Vegan Package Swap

Dienstag, März 03, 2015

Ein kleines Paket liegt vor mir auf dem Tisch. Patrycja aus Polen hat es mir geschickt. Ich kenne Patrycja nicht. Nun, das stimmt nicht ganz: Ich kenne mittlerweile ihre Adresse und ihren vollen Namen, ich weiß, dass sie sich vegan ernährt, oder sich zumindest für vegane Ernährung interessiert und mir ist auch bekannt, dass sie sich ganz besonders über süße Köstlichkeiten freut.

Patrycja ist im Februar mein „swap partner“. Wir kommunizieren über die Plattform allaboutveganfood.com und nehmen gemeinsam am Vegan Package Swap teil. Und vielleicht sitzt Patrycja auch gerade zur selben Zeit in der Küche und öffnet das Päckchen, das ihr geschickt habe.

Mein VPS-Paket von Patrycja

Der Vegan Package Swap ist nicht ganz neu. Die Zeit, in der er fleißig durch die Blogs gehuscht ist, ist wohl auch schon vorbei. Auch ich habe über andere Blogs von diesem Projekt erfahren und circa vor einem Jahr mein erstes Päckchen verschickt. Darauf folgten viele weitere, nach Polen, Irland, England, Finnland, in die Niederlande und auch nach Deutschland. Und in gleichem Maße habe ich Päckchen zurück erhalten – mit kleinen süßen und salzigen Leckerbissen, manchmal Altbekanntem, aber auch mit viel Neuentdecktem.

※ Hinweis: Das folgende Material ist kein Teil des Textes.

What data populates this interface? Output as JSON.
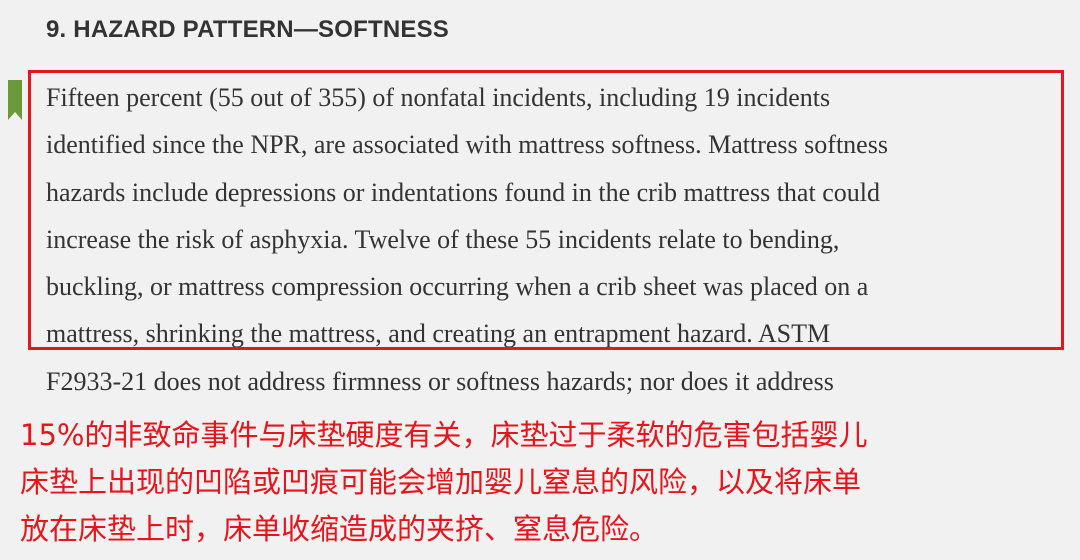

Voraussetzung der Teilnahme am fröhlichen veganen Pakete-Tauschen ist die Anmeldung auf allaboutveganfood.com. Ist man erst einmal registriert, gibt es am Anfang jeden Monats ein Zeitfenster, indem man sich für den aktuellen „swap“ anmelden kann. Regulär ist das zwischen dem dritten und fünften jeden Monats. Seit September 2014 muss man eine Teilnahmegebühr von € 2,99 entrichten. Dies geschieht im Zuge der Anmeldung für den monatlichen Swap und kann ganz einfach über PayPal entrichtet werden.

Wenige Tage später, am 7. des Monats, erhalten die Teilnehmer eine Benachrichtigung mit den Daten des Tauschpartners. Daraufhin wird Kontakt aufgenommen und man klärt ab, worauf sich der jeweils andere freuen würde und was gar nicht geht. Es empfiehlt sich Hinweise auf Allergien schon im Profil anzugeben.

Und dann heißt es einkaufen gehen oder auch den eigenen Vorrat durchstöbern, um ein hübsches Paket zusammenzustellen. Der Wert des Pakets sollte bei € 12,- liegen, damit man auch sicher gehen kann, dass der Pakettausch ausgewogen ist. Vegan Package Swap trägt es schon im Namen: Alle Produkte des Pakets müssen vegan sein!
Der Versand wird übrigens nicht in diese € 12,- eingerechnet. Das wird besonders interessant, wenn es darum geht, festzulegen, woher euer Tauschpartner kommen soll.
Diese Auswahl trefft ihr schon bei der Registrierung, ihr könnt es aber später noch über euer Profil ändern. Ich erhalte und versende meine Pakete innerhalb Europas, spannender, aber auch teurer wird es mit der Option „worldwide“.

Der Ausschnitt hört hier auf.